32Kevin Kelly dans son livre Out of Control (1995) souligne que l’intelligence n’est pas organisée selon une structure centralisée, mais plutôt comme un ensemble d’éléments multiples. C’est pourquoi la plupart des questions que nous avons à traiter peuvent être résolues si on adopte la logique des réseaux en tant qu’espace ouvert : « En fait il n’y a que dans un réseau qu’une pluralité d’éléments vraiment divergents peuvent rester cohérents. Aucun autre dispositif – chaîne, pyramide, arbre, cercle, axe – ne peut contenir une diversité véritable fonctionnant comme un tout ».

33Dans la lignée des travaux issus de la cybernétique, il défend donc l’idée qu’il y a similarité entre la conception des machines et des dispositifs techniques et le corps humain. Wiener écrivait déjà : « Je soutiens que le fonctionnement de l’individu vivant et celui de quelques machines très récentes de transmission sont précisément parallèles » (Wiener, 1952).

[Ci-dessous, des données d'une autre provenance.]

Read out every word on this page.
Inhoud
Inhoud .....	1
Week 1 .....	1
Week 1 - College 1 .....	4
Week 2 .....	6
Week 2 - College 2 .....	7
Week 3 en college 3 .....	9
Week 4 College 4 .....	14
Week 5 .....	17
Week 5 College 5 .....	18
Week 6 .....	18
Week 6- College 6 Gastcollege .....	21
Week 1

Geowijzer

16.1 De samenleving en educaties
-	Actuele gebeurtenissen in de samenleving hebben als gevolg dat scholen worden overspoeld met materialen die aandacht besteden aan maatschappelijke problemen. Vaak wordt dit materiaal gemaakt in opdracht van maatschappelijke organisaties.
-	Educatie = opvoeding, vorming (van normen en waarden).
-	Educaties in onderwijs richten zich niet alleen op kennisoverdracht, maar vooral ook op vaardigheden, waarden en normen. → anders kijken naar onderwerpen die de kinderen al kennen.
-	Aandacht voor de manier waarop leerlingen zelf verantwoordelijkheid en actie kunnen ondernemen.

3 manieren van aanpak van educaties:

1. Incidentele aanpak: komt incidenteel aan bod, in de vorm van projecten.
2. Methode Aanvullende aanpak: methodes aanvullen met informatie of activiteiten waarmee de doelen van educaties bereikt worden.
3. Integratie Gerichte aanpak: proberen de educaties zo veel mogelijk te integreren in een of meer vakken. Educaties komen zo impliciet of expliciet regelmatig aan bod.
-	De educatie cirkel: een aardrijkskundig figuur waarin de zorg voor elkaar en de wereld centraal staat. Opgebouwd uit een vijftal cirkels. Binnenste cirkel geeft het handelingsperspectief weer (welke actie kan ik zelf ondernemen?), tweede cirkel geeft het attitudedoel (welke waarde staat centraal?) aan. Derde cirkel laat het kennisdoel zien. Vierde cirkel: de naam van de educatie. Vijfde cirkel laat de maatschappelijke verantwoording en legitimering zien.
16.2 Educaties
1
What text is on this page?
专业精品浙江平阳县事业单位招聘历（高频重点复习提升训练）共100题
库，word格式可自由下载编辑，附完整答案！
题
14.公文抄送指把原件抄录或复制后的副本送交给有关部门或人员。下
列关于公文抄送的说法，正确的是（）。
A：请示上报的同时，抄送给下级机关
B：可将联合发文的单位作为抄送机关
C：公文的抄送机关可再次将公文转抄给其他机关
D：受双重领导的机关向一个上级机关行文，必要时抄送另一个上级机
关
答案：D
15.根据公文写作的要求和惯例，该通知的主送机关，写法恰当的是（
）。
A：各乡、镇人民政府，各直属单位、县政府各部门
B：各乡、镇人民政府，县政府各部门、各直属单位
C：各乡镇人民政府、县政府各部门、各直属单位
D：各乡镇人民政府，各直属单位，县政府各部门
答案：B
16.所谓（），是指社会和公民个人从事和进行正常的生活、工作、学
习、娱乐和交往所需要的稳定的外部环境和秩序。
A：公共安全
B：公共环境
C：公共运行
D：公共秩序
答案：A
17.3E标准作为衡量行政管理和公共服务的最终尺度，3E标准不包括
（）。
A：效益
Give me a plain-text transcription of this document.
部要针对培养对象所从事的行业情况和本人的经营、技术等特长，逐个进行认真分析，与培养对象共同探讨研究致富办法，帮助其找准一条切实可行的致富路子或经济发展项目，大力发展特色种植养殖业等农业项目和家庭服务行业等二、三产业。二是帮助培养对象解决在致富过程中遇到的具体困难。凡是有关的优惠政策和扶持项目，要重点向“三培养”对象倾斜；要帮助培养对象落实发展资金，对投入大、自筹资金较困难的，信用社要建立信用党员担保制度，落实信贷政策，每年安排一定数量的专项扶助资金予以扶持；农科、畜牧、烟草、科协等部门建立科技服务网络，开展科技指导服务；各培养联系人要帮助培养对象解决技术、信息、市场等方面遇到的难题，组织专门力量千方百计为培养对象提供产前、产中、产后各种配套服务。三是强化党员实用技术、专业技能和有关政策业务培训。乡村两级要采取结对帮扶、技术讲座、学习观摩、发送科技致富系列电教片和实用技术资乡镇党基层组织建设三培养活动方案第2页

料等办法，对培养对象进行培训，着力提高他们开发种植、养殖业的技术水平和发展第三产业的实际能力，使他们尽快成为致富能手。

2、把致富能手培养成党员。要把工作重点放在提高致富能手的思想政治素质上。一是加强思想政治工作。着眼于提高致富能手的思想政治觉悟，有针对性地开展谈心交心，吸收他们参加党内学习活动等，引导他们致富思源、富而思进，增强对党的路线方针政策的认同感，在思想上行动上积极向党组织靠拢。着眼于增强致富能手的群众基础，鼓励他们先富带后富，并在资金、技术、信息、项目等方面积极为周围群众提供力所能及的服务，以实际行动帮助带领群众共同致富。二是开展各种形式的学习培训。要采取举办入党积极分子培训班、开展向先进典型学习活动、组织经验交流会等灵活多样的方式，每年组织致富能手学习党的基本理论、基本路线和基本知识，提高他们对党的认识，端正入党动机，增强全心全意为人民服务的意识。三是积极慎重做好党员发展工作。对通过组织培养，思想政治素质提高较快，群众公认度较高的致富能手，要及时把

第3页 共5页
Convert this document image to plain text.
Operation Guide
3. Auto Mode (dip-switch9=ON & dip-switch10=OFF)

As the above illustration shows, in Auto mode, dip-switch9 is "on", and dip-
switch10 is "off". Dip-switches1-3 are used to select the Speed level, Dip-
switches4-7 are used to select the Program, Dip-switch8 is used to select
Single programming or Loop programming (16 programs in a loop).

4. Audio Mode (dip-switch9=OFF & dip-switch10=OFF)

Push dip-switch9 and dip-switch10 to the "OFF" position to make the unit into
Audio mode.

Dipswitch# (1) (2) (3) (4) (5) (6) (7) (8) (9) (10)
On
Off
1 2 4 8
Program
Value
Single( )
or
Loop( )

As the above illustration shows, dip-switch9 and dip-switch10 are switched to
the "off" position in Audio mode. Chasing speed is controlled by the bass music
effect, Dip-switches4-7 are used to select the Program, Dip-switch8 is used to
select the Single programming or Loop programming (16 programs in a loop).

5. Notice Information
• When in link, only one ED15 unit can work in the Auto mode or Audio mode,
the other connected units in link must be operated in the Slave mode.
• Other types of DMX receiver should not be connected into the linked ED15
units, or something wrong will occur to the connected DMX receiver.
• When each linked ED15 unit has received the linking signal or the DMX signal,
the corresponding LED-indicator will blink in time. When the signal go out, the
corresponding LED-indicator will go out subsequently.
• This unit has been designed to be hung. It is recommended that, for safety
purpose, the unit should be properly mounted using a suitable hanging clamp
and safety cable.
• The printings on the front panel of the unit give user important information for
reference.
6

Les réseaux humains vers l’infiniment grand

34Les premiers paragraphes de ce texte ont abordé la question des organisations systémiques qui sont en quelque sorte une des figures de la vision cosmique que l’on peut avoir des réseaux numériques. Michel Serres exprime cette idée sur le mode poétique : « Nous vivons donc désormais dans le concret, au sens le plus clair et le plus profond de ce mot, où la croissance d’éléments mélangés produit un nouveau réel, universel, par expansions et prolongements imprévus. [...] Ces mélanges font croître ensemble des éléments différents. Ces chemins croisés, de croissance, vont vers l’univers » (Serres, 1996). Les réseaux peuvent en effet etre considérés comme « métaphore de l’univers lui-même, dans sa complexe multiplicité. L’ensemble des bases de données, la somme des œuvres numérisées accessibles par Internet, constituent une énorme encyclopédie en constante extension, à l’image des organismes vivants » (Vieira 2004).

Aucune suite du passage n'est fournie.